Toplumsal değişimin toplumların varlığını sürdüren en önemli mekanizma
olduğu bilinen bir husustur. Bir toplumun değişim üretememesi toplum
açısından ciddi bir sorundur. Değişim yaratamayan toplumların daha fazla
değişim veya daha büyük değişim üreten toplumlar karşısında geri kalacağı
birçok tarihsel ve aktüel örnekten görülebilir.
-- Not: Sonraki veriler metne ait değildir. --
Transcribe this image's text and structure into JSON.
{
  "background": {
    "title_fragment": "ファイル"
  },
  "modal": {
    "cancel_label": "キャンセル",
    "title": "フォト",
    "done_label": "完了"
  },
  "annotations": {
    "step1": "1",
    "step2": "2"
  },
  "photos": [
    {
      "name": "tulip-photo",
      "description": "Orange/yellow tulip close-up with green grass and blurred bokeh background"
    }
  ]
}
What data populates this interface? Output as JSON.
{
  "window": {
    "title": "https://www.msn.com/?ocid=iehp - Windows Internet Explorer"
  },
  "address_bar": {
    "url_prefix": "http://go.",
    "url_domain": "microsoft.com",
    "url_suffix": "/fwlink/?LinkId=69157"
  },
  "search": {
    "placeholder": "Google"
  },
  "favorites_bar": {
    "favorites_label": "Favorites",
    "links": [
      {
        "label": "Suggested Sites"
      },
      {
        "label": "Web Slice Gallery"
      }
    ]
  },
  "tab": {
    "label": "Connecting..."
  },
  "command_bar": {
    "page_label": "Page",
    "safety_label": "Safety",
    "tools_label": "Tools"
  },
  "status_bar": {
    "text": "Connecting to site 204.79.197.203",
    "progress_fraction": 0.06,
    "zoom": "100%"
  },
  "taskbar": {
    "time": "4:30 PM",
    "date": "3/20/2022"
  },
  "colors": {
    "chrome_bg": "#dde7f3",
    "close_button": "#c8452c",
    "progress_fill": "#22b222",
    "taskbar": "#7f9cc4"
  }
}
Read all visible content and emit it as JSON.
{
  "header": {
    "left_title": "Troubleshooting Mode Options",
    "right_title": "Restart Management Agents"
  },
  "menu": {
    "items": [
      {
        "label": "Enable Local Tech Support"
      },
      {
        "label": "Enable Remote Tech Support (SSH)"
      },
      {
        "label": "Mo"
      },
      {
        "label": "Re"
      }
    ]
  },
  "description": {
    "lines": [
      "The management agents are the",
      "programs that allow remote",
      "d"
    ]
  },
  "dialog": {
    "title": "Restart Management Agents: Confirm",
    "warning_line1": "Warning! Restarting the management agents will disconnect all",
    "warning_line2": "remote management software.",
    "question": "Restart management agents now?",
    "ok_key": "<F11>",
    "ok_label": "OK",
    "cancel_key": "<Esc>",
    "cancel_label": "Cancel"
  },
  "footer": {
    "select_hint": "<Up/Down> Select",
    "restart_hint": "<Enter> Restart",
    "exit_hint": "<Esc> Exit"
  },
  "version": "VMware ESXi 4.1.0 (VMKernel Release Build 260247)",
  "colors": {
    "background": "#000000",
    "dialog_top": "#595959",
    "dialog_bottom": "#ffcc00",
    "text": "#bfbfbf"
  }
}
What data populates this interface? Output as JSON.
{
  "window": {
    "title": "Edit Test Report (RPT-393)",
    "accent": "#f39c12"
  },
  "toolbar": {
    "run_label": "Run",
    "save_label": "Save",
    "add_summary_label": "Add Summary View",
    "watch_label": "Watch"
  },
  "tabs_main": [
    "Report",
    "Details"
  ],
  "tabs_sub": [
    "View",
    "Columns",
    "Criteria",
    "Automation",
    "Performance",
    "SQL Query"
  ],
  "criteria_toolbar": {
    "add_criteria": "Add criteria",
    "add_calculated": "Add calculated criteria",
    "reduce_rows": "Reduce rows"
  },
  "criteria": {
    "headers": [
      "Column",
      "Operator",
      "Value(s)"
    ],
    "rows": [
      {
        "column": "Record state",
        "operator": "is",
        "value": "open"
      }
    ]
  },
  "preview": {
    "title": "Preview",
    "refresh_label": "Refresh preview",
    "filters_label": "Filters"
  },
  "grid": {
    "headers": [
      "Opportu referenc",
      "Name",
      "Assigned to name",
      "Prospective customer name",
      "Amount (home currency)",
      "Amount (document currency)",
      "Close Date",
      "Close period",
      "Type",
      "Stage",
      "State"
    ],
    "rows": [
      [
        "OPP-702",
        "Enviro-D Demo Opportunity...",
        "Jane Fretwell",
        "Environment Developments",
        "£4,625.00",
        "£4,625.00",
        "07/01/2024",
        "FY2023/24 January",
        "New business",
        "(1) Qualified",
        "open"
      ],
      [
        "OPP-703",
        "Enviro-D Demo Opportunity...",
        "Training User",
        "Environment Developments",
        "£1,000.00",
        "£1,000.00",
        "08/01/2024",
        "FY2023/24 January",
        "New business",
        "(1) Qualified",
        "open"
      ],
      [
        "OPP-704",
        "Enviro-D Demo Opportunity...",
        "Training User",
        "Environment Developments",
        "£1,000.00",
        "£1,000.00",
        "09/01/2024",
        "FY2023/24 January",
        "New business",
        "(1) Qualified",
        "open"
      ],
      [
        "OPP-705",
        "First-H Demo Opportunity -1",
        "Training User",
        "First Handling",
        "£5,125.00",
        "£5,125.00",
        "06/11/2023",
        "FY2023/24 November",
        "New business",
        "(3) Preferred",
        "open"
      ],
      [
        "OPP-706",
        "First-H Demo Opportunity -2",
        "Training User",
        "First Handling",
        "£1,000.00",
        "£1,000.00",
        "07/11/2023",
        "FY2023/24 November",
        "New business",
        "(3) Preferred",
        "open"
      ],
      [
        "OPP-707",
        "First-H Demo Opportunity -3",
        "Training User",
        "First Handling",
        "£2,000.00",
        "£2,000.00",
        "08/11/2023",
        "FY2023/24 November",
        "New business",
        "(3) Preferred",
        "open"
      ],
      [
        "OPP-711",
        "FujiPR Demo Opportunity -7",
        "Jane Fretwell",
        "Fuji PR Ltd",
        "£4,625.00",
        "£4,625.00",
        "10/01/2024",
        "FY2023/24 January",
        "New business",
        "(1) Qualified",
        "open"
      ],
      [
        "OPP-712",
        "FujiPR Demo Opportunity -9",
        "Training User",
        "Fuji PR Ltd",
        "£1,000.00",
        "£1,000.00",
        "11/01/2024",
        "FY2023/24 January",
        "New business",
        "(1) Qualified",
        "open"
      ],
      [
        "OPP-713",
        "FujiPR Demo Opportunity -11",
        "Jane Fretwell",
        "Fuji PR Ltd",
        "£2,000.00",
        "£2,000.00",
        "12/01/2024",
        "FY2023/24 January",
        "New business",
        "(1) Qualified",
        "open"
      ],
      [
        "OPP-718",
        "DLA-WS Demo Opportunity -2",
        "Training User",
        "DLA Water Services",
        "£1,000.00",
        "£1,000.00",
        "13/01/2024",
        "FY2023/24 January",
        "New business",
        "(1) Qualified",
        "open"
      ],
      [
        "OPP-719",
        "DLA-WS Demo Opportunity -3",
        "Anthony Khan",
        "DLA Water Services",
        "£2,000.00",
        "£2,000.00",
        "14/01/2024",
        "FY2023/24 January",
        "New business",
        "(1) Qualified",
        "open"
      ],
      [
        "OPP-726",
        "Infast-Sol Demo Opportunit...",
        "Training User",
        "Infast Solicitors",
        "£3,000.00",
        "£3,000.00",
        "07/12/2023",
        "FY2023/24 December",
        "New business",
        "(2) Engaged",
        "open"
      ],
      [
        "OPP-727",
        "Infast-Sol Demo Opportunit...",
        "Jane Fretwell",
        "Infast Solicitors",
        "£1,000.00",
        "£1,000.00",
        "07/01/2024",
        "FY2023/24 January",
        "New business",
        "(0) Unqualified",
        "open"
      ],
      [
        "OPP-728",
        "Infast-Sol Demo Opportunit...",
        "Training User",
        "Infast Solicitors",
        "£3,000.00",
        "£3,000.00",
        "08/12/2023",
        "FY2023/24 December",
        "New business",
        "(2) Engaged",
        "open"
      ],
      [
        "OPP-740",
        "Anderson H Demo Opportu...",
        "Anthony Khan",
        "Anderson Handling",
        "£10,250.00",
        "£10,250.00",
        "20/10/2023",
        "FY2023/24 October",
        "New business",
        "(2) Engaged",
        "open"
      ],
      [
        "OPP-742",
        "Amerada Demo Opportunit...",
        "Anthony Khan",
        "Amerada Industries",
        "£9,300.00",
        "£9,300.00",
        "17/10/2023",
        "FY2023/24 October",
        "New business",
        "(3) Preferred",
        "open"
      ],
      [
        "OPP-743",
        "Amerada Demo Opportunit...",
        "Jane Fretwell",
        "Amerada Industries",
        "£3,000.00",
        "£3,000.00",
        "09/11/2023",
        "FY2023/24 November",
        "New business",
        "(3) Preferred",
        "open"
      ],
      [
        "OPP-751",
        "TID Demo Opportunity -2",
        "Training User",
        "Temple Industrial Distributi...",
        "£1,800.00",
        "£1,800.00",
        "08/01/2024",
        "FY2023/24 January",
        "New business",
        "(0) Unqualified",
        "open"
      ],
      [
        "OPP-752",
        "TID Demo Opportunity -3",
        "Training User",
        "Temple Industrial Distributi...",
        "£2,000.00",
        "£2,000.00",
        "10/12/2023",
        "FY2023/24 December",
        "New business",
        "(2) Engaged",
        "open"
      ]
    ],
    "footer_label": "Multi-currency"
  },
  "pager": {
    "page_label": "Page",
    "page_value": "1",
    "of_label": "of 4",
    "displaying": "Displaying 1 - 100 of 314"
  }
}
Toplumların değişim süreçlerinde ciddi sorunlar yaşaması bu gerçeği
değiştirmez. Yani nasıl değişim üretememek ciddi bir sorunsa, değişimin
yarattığı birçok olay daha önce tecrübe edilmemiş, yaşanmamış toplumsal
sorunların ortaya çıkmasına yol açabilir.
Bugün Türk toplumu büyük bir değişim dalgasının içinde yaşamaktadır.
Elbette ki toplumsal yapının değişmesi beraberinde bugün karşı karşıya
bulunduğumuz birçok sorunun temelini oluşturmaktadır. Aktüel örnekleri ele
alırsak işsizlik sorununun, ekonomik büyümenin, işgücü arzına cevap
veremeyecek bir düzeyde gerçekleşen işgücü talebinden kaynaklandığını
görürüz. Bu ise ithalata dayalı büyüme modelinin istihdam yaratamaması ve
takip edilen büyüme politikalarının "kalkınmayı" gerçekleştirmede yetersiz
kalması ile ilgilidir. Yüksek oranlarda yaşanan kentsel işsizliğin özellikle
Ankara, İstanbul başta olmak üzere büyük şehirlerde kent suçlarını yarattığı
bilinmektedir. Bu olumsuz örneklerin yanında Türkiye'nin sanayi sektörünün
ihracat içindeki payı hızla arttırdığı, ülkenin üretim yapısında ileri
teknolojiler kullanan işletmelerin uluslararası piyasalarda daha fazla
rekabet edebilir bir konuma yükseldiği hatırlanabilir. Bu örnekleri
arttırabiliriz.
Yaşanan bütün toplumsal sorunlar Türkiye'nin tarımsal toplumsal
yapısını tasfiye etme çabalarının sonuçlarıdır. Fakat burada şu
unutulmamalıdır: Toplum değişirken toplumsal kurumlar arasındaki ilişki de
yeni dengeler üretecek bir tarzda kurumsallaşmak durumundadır. Bu toplumun kendi iç dengelerini sağlaması demektir. Her toplum kendi dinamiklerine bağlı olarak ortaya çıkardığı değişim dalgasını ve bunun yarattığı sorunları çözecek içsel enerjiyi de üretmek mecburiyetindedir. Bunu gerçekleştiremezse değişimin yarattığı sorunlar krize dönüşür ve bu krizler karşısında çaresizlik duygusu, toplumsal psikolojiye egemen hale gelebilir. Bu bunalımın derinleşmesi, bir kaos halini alması demektir.
DEĞİŞİMİ YÖNETMEK
Hızlı yapı değişmeleri geçiren toplumların ortaya çıkan toplumsal sorunlara cevap verecek, bu sorunları çözecek yaklaşımların başında değişimi anlamak ve yönetmek gelmektedir. Bu işi kim yapacaktır? Bu işi yapacak olanlar elbette ki uzaydan gelen adamlar olmayacaktır. Her toplum kendi değişimini yönetecek unsurları ve kadroları yaratmak durumundadır. Bunlar unsurlar arasında siyaset kurumunun vazgeçilmez bir yeri vardır. Eğer siyaset kurumu toplumun yaşadığı olayları, değişim sorunlarını kavrayacak ve bu süreci yönetecek yaklaşım ve araçları geliştiremiyorsa sorunlar büyüyecek demektir. Bu durum krizin habercisidir.
Türkiye bugün bütünüyle bu değişimi yönetememe sorunuyla karşı karşıyadır.